Bristol Palin sat down to for her first interview since having her son in December and, true to Palin form, it was a little hard to sit through. I realize that it’s hard being a teenager. It’s hard to balance school, work, friends, family, and, um, baby daddies, but really, Bristol didn’t do a great job of convincing us she is mature enough to be a mother. She seemed very, very young, peppering the conversation with lots of “likes” (I counted 25).
I was really interested to hear what she had to say about teenage pregnancy and sex education and interviewer, Van Susteren, delivered. Bristol was forced to answer questions such as how has her life changed, how she feels about being a mother and what was it like to tell her parents she was pregnant (to which Bristol replied, “It was, like, harder than labor”).
Bristol Palin seemed really intent on people learning from her story, which I found really admirable. Unfortunately she hasn’t really come up with a game plan on how to make that happen. Throughout the interview she seemed to be telling us to “wait, like, ten years,” but I’m not really sure what we’re waiting for. Waiting to have sex? Waiting for sex education? Waiting for marriage? The whole thing seemed a little murky.
Especially when Susternen hit her with the big question: to abstain or not to abstain?
Bristol struggled with this question but ultimately said “everyone should be abstinent, or whatever, but its not realistic at all.” I was thrilled that in her own way she finally admitted that abstinence-only education is unrealistic, but I was still confused as to why she spent the rest of the interview stressing that teens should wait (“like, 10 years”) to have babies.

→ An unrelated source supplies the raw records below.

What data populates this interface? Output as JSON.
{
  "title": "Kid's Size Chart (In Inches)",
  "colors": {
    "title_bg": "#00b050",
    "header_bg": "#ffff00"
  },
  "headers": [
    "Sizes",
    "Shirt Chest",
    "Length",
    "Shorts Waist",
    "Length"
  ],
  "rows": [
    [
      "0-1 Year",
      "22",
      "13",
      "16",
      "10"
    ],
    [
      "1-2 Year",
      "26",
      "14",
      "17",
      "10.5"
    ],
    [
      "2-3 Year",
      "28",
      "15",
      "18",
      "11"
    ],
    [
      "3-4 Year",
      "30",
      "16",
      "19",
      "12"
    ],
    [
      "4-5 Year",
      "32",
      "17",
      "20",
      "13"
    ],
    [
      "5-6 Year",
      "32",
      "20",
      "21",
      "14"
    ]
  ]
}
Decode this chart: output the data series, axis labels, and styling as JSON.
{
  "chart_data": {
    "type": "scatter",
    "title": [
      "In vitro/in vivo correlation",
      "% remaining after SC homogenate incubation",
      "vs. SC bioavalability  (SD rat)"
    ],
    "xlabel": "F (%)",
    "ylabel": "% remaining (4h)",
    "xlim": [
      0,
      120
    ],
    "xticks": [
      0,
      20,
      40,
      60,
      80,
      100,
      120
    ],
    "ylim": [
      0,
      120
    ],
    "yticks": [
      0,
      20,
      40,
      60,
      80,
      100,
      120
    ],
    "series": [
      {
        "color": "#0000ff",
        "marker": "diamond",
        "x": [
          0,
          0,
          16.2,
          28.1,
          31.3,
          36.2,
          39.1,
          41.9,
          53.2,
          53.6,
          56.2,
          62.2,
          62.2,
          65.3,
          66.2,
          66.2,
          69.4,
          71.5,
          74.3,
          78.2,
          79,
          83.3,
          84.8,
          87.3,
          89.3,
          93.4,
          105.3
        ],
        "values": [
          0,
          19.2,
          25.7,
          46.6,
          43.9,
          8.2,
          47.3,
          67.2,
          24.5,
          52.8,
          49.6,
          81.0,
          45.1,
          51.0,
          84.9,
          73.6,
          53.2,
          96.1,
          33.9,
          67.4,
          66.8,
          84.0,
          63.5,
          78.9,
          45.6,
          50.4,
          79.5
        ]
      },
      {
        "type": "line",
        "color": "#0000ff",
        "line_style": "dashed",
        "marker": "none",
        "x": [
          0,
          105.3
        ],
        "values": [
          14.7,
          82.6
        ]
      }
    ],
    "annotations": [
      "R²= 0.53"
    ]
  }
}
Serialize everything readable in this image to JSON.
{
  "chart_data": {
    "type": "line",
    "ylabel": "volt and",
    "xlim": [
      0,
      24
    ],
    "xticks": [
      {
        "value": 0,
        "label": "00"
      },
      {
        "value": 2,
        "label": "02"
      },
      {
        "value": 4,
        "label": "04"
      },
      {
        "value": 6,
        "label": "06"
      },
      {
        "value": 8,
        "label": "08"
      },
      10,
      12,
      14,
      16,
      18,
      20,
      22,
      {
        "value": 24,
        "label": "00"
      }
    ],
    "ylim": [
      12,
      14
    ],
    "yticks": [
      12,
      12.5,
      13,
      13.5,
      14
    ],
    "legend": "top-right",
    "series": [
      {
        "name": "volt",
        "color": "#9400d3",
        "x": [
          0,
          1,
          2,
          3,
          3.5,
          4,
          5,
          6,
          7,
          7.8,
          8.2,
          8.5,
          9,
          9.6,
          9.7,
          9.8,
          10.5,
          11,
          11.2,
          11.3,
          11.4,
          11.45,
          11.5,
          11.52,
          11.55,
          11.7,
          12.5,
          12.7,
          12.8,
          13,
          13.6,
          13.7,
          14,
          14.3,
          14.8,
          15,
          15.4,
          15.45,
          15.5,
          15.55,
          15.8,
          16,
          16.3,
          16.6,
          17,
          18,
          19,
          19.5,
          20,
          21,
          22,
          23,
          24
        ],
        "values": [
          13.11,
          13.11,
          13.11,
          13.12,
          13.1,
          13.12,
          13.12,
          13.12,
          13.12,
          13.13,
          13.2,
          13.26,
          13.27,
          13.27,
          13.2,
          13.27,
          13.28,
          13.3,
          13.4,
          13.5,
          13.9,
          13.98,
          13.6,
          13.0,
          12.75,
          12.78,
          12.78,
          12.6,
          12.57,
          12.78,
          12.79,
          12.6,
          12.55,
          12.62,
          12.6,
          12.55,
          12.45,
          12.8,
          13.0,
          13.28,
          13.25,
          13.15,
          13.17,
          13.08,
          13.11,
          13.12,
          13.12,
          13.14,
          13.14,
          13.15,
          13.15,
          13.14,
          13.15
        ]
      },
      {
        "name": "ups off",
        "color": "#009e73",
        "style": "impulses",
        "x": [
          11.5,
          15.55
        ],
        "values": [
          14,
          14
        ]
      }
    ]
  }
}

The thing that bothered me most about this interview is that she has so much power and influence to effect change, having experienced teen pregnancy in the public eye, but can’t manage to speak to the public to enforce these ideas (something that bothered me about her mother as well). For example, Bristol ends the interview by saying she hopes to be an example to learn from and an advocate to teen pregnancy. Yet, Bristol barely touches on the hardships of being a teen mother and explains how awesome it is when her son smiles back at her and how much she loves being a mom. I’m sure it is life changing and emotional to become a new mother, but I just really wish she had maybe talked about contraception and education instead of refusing to go into those details.
Then again, her mother has always been an advocate for abstinence, so maybe Bristol isn’t sure what she can or cannot believe.
In case Bristol was too shy to say it, I’ll say it for her: “Abstinence doesn’t work. Use Condoms!”